Recently a new class of database technologies has developed offering massively scalable distributed hash table functionality. Relative to more traditional relational database systems, these systems are simple to operate and capable of managing massive data sets. These characteristics come at a cost though: an impoverished query language that, in practice, can handle little more than exact-match lookups at scale.

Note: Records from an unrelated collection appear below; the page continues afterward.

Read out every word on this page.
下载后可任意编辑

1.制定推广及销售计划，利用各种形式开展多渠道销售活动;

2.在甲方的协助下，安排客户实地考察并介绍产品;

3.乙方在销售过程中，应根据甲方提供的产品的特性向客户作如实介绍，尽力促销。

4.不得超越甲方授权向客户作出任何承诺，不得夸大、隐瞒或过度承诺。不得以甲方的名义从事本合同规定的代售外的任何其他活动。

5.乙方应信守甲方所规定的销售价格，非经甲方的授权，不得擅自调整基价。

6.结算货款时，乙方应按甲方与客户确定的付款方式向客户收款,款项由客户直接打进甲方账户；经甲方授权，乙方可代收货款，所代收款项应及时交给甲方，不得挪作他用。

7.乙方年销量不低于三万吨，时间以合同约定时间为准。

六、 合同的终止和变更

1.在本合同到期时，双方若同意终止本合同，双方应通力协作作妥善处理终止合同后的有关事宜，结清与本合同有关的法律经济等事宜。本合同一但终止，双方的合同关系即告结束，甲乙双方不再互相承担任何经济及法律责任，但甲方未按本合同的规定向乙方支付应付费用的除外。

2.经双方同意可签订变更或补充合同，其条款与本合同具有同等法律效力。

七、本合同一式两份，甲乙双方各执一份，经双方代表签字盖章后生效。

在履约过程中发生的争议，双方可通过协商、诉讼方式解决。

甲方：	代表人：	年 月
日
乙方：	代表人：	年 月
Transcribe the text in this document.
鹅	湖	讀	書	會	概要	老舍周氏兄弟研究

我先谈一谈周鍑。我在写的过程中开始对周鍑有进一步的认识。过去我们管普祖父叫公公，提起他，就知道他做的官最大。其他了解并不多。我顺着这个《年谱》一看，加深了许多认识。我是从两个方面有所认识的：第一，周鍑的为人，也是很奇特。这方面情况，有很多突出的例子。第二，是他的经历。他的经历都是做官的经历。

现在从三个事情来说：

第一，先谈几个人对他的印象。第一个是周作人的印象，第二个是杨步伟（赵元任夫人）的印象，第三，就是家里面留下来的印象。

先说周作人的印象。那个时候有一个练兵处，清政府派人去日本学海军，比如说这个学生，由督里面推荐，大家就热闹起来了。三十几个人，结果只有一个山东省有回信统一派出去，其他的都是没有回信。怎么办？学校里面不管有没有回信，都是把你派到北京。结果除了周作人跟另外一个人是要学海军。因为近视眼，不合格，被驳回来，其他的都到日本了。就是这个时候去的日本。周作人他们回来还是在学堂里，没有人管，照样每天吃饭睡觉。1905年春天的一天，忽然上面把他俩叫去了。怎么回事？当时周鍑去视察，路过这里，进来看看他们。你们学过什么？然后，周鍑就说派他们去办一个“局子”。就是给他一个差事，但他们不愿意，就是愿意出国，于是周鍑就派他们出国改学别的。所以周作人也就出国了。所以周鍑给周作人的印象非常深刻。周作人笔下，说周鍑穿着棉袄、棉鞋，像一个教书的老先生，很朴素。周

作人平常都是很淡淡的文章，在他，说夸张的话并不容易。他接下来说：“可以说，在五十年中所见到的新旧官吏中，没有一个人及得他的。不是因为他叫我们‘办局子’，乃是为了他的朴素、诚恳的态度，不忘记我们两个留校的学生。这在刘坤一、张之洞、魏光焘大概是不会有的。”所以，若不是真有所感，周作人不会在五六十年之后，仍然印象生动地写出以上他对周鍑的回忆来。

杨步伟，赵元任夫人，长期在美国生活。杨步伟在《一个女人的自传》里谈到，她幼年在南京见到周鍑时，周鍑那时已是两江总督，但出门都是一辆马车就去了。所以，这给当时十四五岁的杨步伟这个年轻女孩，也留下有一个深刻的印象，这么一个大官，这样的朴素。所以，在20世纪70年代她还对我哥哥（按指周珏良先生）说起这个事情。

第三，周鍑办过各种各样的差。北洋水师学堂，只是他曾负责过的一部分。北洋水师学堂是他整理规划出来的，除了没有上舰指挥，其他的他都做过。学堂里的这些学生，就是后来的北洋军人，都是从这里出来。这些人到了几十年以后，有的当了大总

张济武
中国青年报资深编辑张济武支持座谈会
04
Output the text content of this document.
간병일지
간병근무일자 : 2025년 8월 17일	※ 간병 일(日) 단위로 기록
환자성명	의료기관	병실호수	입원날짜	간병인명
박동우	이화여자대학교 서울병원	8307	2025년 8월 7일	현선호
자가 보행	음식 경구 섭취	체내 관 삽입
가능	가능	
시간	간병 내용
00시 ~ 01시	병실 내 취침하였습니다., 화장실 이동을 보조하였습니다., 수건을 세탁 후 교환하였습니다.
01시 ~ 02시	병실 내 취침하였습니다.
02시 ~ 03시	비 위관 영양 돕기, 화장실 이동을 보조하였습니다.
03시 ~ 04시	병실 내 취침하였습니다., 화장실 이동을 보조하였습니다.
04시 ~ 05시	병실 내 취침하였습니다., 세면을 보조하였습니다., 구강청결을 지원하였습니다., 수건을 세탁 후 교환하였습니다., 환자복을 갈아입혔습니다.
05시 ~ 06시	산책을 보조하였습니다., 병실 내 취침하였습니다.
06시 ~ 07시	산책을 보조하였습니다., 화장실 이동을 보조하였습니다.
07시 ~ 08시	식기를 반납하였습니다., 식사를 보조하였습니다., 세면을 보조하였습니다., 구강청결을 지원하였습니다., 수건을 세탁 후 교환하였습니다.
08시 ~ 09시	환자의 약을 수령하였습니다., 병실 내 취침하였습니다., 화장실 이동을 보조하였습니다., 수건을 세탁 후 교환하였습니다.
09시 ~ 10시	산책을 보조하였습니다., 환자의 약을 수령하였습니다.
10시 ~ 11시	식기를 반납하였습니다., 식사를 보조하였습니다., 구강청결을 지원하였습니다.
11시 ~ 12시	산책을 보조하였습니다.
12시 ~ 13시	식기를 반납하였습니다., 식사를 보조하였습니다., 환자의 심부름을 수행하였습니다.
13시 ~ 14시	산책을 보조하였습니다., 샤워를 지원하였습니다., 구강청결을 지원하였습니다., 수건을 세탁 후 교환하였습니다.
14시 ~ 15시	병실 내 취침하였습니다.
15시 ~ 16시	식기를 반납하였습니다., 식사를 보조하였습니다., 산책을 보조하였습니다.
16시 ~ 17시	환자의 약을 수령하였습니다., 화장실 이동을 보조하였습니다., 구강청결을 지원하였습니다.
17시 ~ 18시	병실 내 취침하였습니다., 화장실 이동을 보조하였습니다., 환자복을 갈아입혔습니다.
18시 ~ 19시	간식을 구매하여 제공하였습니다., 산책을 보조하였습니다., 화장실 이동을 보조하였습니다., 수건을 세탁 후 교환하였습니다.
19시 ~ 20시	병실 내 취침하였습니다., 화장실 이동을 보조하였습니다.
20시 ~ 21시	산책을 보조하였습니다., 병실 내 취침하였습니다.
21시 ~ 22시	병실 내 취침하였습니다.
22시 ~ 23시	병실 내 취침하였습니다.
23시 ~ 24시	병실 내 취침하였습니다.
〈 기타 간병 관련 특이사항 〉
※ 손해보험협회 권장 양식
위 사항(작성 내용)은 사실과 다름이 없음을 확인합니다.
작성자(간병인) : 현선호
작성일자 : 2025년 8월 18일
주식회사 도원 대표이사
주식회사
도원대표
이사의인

This talk will explore the real world technical challenges we faced at SimpleGeo while building a web-scale spatial database on top of Apache Cassandra. Cassandra is a distributed database that falls into the broad category of second-generation systems described above. We chose Cassandra after carefully considering desirable database characteristics based on our prior experiences building large scale web applications. Cassandra offers operational simplicity, decentralized operations, no single points of failure, online load balancing and re-balancing, and linear horizontal scalability.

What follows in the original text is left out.